By Martin Macias, Jr., Courthouse News – January 17, 2020 – Media law experts gathered Thursday at a conference in Los Angeles to discuss shifts and trends in the entertainment world’s wide web of legal wrangling, contract disputes and lawsuits.
Attorneys, scholars and other law experts were convened by the Media Law Resource Center to discuss a number of issues, including best practices in securing consent agreements and clearances from the subjects of biographical films, documentaries and TV shows.
In many cases around the U.S., entertainment productions have been halted by lawsuits or have faced legal challenges after they’ve been broadcast.
Jean-Paul Jassy of the firm Jassy Vick Carolan asked a panel of experts to explain the challenges of telling someone’s story when there are complications with securing clearance rights.
Natalie Rodriguez, counsel at Warner Bros. Pictures, told the crowd of about 150 people that when securing clearances, she pushes for agreements that ensure productions won’t be halted by lawsuits.
“My favorite thing to look for is a waiver of injunctive relief, besides consent to tell a story,” Rodriguez said. “That way you can make your movie and buy peace in the valley.”
Aaron Moss of Greenberg Glusker Fields told Jassy such clearance rights offer productions peace of mind when dramatizing or fictionalizing someone’s story.
“In the absence of clearance, you can still do a dramatization but [clearances] ensure that if you fictionalize you won’t be sued for defamation,” Moss said. “It also gives you access to information that might be private or not otherwise available.”
Jassy offered as an example the case brought by actress Olivia de Havilland who sued the creators of the docudrama series “Feud: Joan and Bette.”
De Havilland sued FX Network and the show creator, claiming the series portrayed her in a false light and never obtained permission to depict her.
A California appeals court ruled in 2018 that the series’ portrayal of the actress is protected by the First Amendment.
“Did the courts reassert what should be the rule?” Jassy asked the panel.
Moss said the ruling showed the boundaries of the law in such disputes.
“It’s a concise package and good go-to for producers to show the extent to which they enjoy First Amendment protections, including liberties to dramatize,” Moss said. “It also reminds us that celebrities that may be subject of biopics don’t have the right to veto or disapprove a filmmaker’s choice of how that individual will be portrayed.”
Mark Roesler of CMG Worldwide said that when a production involves facts that are publicly available, clearances are not required but are an “insurance policy.”

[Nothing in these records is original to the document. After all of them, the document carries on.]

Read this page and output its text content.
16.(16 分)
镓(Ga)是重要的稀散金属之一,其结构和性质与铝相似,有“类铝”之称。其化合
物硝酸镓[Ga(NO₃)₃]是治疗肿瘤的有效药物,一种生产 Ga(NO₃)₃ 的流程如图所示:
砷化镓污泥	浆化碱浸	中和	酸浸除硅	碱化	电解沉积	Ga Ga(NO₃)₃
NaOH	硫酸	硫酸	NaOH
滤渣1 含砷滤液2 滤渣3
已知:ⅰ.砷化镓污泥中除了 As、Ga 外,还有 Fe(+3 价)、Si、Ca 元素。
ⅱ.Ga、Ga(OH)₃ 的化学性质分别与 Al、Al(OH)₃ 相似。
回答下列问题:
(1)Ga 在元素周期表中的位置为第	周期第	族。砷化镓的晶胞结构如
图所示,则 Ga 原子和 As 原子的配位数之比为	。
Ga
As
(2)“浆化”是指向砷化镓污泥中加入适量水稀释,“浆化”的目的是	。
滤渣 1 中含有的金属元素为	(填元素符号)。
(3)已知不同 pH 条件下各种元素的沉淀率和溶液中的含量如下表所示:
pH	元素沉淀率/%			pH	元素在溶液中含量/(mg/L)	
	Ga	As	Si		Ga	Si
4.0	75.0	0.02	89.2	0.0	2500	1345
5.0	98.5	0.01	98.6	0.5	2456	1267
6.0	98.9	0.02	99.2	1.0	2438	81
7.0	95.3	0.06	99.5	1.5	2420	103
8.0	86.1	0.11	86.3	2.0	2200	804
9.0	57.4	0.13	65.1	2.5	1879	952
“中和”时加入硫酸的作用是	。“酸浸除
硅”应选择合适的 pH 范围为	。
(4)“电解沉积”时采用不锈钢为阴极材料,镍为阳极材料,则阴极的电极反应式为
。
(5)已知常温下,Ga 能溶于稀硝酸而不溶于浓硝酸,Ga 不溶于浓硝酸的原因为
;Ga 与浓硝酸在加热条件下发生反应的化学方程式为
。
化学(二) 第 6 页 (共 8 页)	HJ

Jassy asked how entertainment attorneys counsel show creators on defamation and infringement cases, mentioning Colombian journalist Virginia Vallejo’s lawsuit against Netflix that alleged the studio infringed on her memoir about her relationship with drug kingpin Pablo Escobar.
A district court judge in Florida granted Netflix summary judgment in the case.
Pat Duncan of HBO said she speaks with writers before a script is written and encourages them to read biographies, public records and other documents regarding the subject of a production.
“Writers should pull from as many sources,” Duncan said. “Facts are facts no matter if one person wrote them or if several people did.”
Duncan said in cases where a studio pays for a production that tells a story that includes harm to a community, studios will pay into a victims of crime fund under Son of Sam crime laws.
“The victims fund will contact you,” Duncan said. “I’ve gotten those letters from crime victims.”
The conference, which took place at Southwestern Law School in LA’s Koreatown neighborhood, convened media attorneys who’ve argued cases before the U.S. Supreme Court.
With the confirmation of Justice Brett Kavanaugh last year, panelists said questions swirl in their minds about the politicization of the court itself and about how the court will rule on cases concerning entertainment law.
Attorney John Sommer told the audience that in his oral arguments to the court, he said his client, LA artist Erik Brunetti, had a right to express his viewpoint as part of his effort to copyright “Fuct,” the name of his clothing brand.
The Supreme Court sided with Brunetti, ruling that the Lanham Act’s prohibition on immoral and scandalous marks was unconstitutional.
Sommer said he told Supreme Court justices that under the First Amendment, individuals’ profanity can’t be limited.
“[Justice Samuel] Alito quizzed me on this, asking, ‘what is profanity,’” Sommer said.
J. Mira Hashmall of Miller Barondess said civil rights groups are eager to read the court’s decision in a case involving a claim that Comcast intentionally disadvantages television networks that are wholly black-owned.
The Supreme Court agreed last June to take up Comcast v National Association of African American-Owned Media, in which Comcast claims the Ninth Circuit wrongfully determined how the but-for causation plays into harm in this matter.
“It’s not predictable based on politics,” Hashmall said regarding the court’s decision, adding that in oral arguments, justices asked about the role that racism plays in tandem with other factors in discrimination cases. “Justices may only want to deal with pleading standard.”
Hashmall is counsel for NAAAOM in the matter.